The Choice: Embrace the Possibleby Dr. Edith Eva Eger (Scribner, 2017)
What are the big take-aways?
The Choice is a memoir, a call-to-vocation and a how-to guide to freedom from self-limiting beliefs. It describes Dr. Eger’s survival of the Holocaust as a teenage Hungarian Jew at Auschwitz and her life journey following that experience: marrying and starting a family, immigrating to the U.S., pursuing many years of education, and establishing her psychology practice (which she still maintains, in her nineties).
A mentee of Viktor Frankl’s, Dr. Eger consults for the U.S. Army and Navy on resilience and PTSD. Much of her autobiographical story in The Choice is bookended by a dramatic narrative about a particular encounter she has with an Army captain who – unbeknownst to her – carries a gun to his appointment at her office. This incident illuminates the ultimate message of the book: freedom from “jail inside the mind” is a choice, and the choice is ours.
Why do I like it?
One of the things I admire most about The Choice is that it delivers a type of satisfaction I wasn’t expecting at all: it’s an enticingly suspenseful and deeply engaging page-turner. I liked reading it. I had a hard time putting it down, and when I did, I kept looking for the next opportunity to pick it up again. Of course, as anticipated, the book is also terrifying, heart-breaking and grim. Yet those aspects are strangely balanced by Dr. Eger’s vivid memory, clear voice and astounding ability to recount her brutal tale with an uncommon gentleness and generosity of spirit. She holds herself and others with extraordinary care. It is enlightening and reassuring to be enfolded in her compassionate presence, even as a reader.

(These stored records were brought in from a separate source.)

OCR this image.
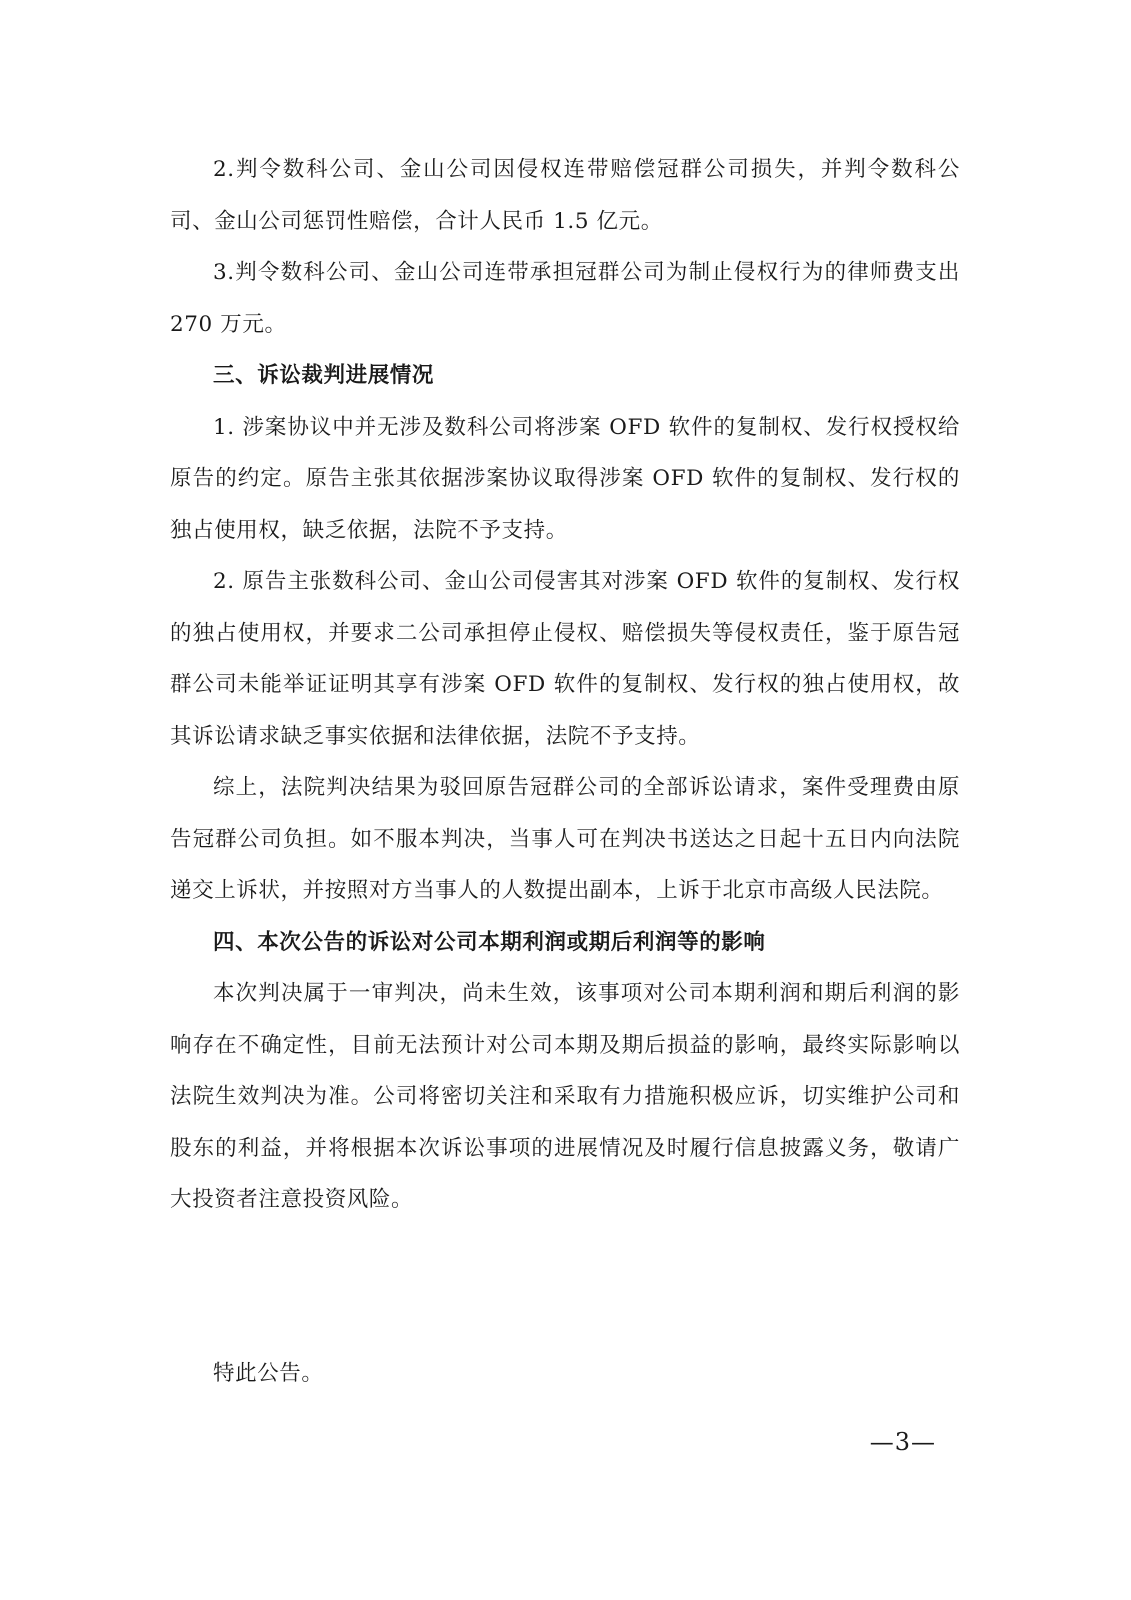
2.判令数科公司、金山公司因侵权连带赔偿冠群公司损失，并判令数科公司、金山公司惩罚性赔偿，合计人民币 1.5 亿元。

3.判令数科公司、金山公司连带承担冠群公司为制止侵权行为的律师费支出 270 万元。

三、诉讼裁判进展情况

1. 涉案协议中并无涉及数科公司将涉案 OFD 软件的复制权、发行权授权给原告的约定。原告主张其依据涉案协议取得涉案 OFD 软件的复制权、发行权的独占使用权，缺乏依据，法院不予支持。

2. 原告主张数科公司、金山公司侵害其对涉案 OFD 软件的复制权、发行权的独占使用权，并要求二公司承担停止侵权、赔偿损失等侵权责任，鉴于原告冠群公司未能举证证明其享有涉案 OFD 软件的复制权、发行权的独占使用权，故其诉讼请求缺乏事实依据和法律依据，法院不予支持。

综上，法院判决结果为驳回原告冠群公司的全部诉讼请求，案件受理费由原告冠群公司负担。如不服本判决，当事人可在判决书送达之日起十五日内向法院递交上诉状，并按照对方当事人的人数提出副本，上诉于北京市高级人民法院。

四、本次公告的诉讼对公司本期利润或期后利润等的影响

本次判决属于一审判决，尚未生效，该事项对公司本期利润和期后利润的影响存在不确定性，目前无法预计对公司本期及期后损益的影响，最终实际影响以法院生效判决为准。公司将密切关注和采取有力措施积极应诉，切实维护公司和股东的利益，并将根据本次诉讼事项的进展情况及时履行信息披露义务，敬请广大投资者注意投资风险。

特此公告。
—3—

I also liked The Choice as a book about leadership, which it is – in my opinion – because of its universally relevant emphasis on what Dr. Eger refers to as “the most important truth I know” (on page 271):
[T]he biggest prison is in your own mind, and in your pocket you already hold the key: the willingness to take responsibility for your life; the willingness to risk; the willingness to release yourself from judgment and reclaim your innocence, accepting and loving yourself for who you really are – human, imperfect, and whole.
In my formal leadership coaching and consulting practice, as well as in my informal quest to personally understand what it means “to lead my life,” I have come to view leadership quite simply as this willingness – this choice – to take responsibility. Taking responsibility sounds so easy (can’t I just say, “I am responsible for…”?), but every full life requires extraordinary courage: to take risks, to learn from mistakes, to grow into larger perspectives of heart and mind, and to come to terms with events and ideas and parts of ourselves that we have deemed unacceptable.
In what situations would this be useful?
Lest you wonder whether this is a a maudlin survivor story or perhaps an over-simplified prescription for self-help, I assure you it is neither. It is a refreshing, mind-expanding and graceful demonstration of what the leadership of “taking responsibility” – and especially taking responsibility for self-forgiveness – looks like in real people. In that way, it is a beautiful and useful gift, no matter who you are or what situation you find yourself in, because each of us is at the very least the leader of our own life.
What other resources might “pair” well with it?
Many of the themes (e.g. liberation) and sensations (e.g. lengthy periods of equanimity) I noticed while absorbing The Choicereverberated among those I experienced when reading The Book of Joy, which I reviewed in this blog a couple of months ago. I heartily recommend both books for the paradoxically elegant complexity they offer in role-modeling how to make meaning from some of the most disordered, mysterious and difficult truths about humanity.